Literature is to be enjoyed, not to be analyzed. CS is _rigorous_ Philosophy
and, hence, it's a good mental exercise that one can't get in other fields of
knowledge.

When you design an algorithm and implement it in code, the computer will not
allow you to be ambiguous and imprecise. You made a wrong assumption? Sorry,
your program won't work. No partial credit for you. It's tough, but it's fair.

------
rick_2047
_And computer science programs, typically elective courses, have suffered in
recent years because of budget cuts and the priority given to core courses
that are the basis of standardized tests._

This is why I always tend to hate standardized tests. They don't test once
ability in the field he would like to study. I think these "tests" must test
once aptitude in a field. For example ask someone to make an algorithm for
certain task. Now he may not have got formal training in algorithms, but he
can certainly make a procedure for something, group repetitive tasks and all
such things. This is not only for CS students you can test mechanical
aspirants for there understanding of basic physical laws and mathematics
behind it.

This idea may not be able to replace the SAT or the JEE/AIEEE we give in india
but it does have potential to become part of such exams and let the students
showcase there aptitude towards a given field.

Whenever I present such idea to someone I always tend to get a scorn, they say
that a student is not always able to decide the field they would like to work
in. But I say if he/she cannot decide where to channel there energy they
should drop a year just to contemplate there choices and options. Also, we can
blame our education system for such inabilities in decision.
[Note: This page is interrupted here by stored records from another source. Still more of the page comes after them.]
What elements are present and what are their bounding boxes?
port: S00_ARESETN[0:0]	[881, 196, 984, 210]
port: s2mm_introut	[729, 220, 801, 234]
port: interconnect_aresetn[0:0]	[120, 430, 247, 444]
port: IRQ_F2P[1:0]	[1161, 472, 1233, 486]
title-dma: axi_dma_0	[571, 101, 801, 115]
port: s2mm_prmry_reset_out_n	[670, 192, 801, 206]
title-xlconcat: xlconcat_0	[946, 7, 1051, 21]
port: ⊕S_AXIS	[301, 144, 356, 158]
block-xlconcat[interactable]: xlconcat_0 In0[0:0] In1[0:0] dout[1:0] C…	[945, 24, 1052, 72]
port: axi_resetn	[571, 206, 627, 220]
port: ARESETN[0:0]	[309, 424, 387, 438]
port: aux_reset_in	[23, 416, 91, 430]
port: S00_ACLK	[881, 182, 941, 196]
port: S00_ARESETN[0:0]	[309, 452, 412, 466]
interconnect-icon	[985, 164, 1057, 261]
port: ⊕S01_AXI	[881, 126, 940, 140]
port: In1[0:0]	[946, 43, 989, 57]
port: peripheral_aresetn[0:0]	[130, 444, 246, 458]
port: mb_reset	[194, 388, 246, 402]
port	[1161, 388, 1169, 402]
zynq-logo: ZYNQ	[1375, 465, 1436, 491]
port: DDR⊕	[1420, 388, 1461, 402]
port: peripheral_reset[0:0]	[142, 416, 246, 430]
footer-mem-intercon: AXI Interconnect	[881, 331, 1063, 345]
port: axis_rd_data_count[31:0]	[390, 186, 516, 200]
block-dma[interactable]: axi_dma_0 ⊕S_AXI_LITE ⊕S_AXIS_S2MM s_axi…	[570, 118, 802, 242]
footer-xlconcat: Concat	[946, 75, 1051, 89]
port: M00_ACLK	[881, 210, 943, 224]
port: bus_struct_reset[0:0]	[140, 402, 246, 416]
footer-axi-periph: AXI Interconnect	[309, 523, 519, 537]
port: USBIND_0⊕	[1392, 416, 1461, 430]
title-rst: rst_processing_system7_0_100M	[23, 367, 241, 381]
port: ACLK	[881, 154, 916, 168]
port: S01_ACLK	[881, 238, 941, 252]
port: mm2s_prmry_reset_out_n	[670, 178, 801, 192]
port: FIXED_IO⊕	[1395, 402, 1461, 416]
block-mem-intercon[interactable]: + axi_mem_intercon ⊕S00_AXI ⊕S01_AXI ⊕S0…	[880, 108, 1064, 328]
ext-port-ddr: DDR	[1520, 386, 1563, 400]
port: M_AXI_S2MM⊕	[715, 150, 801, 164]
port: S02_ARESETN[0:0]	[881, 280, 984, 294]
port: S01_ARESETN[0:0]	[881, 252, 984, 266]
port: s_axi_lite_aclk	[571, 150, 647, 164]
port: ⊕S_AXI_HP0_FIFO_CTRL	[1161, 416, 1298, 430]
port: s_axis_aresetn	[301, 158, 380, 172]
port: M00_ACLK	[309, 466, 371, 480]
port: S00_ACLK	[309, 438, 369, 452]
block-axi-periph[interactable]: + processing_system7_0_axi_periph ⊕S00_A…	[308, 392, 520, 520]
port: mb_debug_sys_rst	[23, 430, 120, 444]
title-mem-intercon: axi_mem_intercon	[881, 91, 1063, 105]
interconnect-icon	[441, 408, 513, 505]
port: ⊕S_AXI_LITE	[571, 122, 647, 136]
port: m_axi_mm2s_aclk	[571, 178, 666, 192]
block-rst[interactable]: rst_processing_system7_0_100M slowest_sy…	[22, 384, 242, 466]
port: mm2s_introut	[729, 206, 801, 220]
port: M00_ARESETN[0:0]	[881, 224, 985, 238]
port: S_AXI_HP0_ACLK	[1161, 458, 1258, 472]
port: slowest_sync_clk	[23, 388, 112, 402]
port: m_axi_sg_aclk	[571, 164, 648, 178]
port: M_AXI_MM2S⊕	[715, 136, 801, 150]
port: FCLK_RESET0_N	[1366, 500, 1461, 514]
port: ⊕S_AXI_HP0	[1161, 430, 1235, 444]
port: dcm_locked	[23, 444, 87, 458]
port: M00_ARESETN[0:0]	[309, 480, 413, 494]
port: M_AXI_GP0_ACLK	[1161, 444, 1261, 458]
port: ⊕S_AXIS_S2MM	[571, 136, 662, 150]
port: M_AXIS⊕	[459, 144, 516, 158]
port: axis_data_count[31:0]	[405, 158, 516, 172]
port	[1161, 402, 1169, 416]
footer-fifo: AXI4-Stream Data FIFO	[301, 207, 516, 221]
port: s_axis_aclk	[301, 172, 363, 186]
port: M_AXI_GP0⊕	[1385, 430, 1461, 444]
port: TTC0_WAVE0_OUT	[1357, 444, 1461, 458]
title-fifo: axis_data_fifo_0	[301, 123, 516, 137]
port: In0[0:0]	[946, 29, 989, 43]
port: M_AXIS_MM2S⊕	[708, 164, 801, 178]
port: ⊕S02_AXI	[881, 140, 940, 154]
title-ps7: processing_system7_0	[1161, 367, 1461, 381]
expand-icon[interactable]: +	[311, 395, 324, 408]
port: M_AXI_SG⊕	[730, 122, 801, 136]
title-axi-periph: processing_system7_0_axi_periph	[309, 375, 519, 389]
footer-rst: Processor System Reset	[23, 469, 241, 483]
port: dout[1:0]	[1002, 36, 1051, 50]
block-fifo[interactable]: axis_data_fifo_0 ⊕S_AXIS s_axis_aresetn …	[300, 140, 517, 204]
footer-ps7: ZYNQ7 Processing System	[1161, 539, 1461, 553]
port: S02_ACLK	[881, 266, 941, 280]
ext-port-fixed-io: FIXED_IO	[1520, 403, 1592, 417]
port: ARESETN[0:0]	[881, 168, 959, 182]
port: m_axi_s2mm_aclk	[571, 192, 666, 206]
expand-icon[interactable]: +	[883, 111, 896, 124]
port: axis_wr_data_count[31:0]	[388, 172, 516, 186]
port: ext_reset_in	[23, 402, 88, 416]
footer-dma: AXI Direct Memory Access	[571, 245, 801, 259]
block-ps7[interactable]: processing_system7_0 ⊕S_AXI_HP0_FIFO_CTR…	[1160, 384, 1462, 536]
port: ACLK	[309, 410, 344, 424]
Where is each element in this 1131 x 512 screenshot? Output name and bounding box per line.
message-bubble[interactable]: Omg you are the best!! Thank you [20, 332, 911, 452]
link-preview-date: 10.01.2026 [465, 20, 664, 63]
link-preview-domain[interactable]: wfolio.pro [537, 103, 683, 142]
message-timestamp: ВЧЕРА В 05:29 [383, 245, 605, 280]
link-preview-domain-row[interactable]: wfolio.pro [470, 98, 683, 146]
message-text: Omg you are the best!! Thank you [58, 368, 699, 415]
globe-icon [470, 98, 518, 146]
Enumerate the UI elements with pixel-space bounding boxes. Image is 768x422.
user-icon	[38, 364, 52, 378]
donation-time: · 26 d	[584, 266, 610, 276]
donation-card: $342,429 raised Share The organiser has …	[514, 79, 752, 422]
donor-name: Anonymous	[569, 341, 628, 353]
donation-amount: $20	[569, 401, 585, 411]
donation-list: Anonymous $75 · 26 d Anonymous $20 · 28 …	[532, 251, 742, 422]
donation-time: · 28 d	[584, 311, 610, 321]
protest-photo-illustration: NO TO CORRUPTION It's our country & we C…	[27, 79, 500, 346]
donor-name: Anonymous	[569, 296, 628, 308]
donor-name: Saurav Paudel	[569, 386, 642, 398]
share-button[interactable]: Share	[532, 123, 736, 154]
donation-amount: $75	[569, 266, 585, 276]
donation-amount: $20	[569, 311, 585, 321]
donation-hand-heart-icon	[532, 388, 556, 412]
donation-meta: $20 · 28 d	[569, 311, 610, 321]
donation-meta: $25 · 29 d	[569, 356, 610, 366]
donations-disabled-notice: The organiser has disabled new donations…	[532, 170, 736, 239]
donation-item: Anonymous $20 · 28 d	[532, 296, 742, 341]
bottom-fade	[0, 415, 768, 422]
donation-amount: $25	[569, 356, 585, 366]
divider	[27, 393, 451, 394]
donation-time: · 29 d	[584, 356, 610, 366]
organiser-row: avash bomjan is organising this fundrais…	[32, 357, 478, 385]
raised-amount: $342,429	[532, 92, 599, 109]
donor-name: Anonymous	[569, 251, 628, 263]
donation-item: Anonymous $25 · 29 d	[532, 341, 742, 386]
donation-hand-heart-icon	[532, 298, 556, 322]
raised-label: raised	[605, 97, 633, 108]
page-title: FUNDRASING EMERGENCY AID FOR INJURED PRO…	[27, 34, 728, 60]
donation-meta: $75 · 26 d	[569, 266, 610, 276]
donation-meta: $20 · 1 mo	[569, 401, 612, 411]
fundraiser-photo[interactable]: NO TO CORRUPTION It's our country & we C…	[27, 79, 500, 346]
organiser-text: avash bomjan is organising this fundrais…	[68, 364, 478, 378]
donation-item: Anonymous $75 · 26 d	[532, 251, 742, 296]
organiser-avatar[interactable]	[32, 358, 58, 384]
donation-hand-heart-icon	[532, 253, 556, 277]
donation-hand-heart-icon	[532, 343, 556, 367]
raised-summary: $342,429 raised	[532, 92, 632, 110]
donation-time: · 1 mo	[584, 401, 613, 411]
We are always
forced to study everything, but they ever encourage us to give some extra time
to our interests.

This is similarly true for ever discipline be it science, arts, commerce. You
just have to study everything in detail. I would like a course where I am
encouraged to learn the basics of everything and then go into one thing in
detail. But here is a word of caution. That one thing should not be a very
nano-sized niche. It should be somewhat broad. Like for electronics students
it can be something like signal processing,micro controllers/processors,
circuit design etc.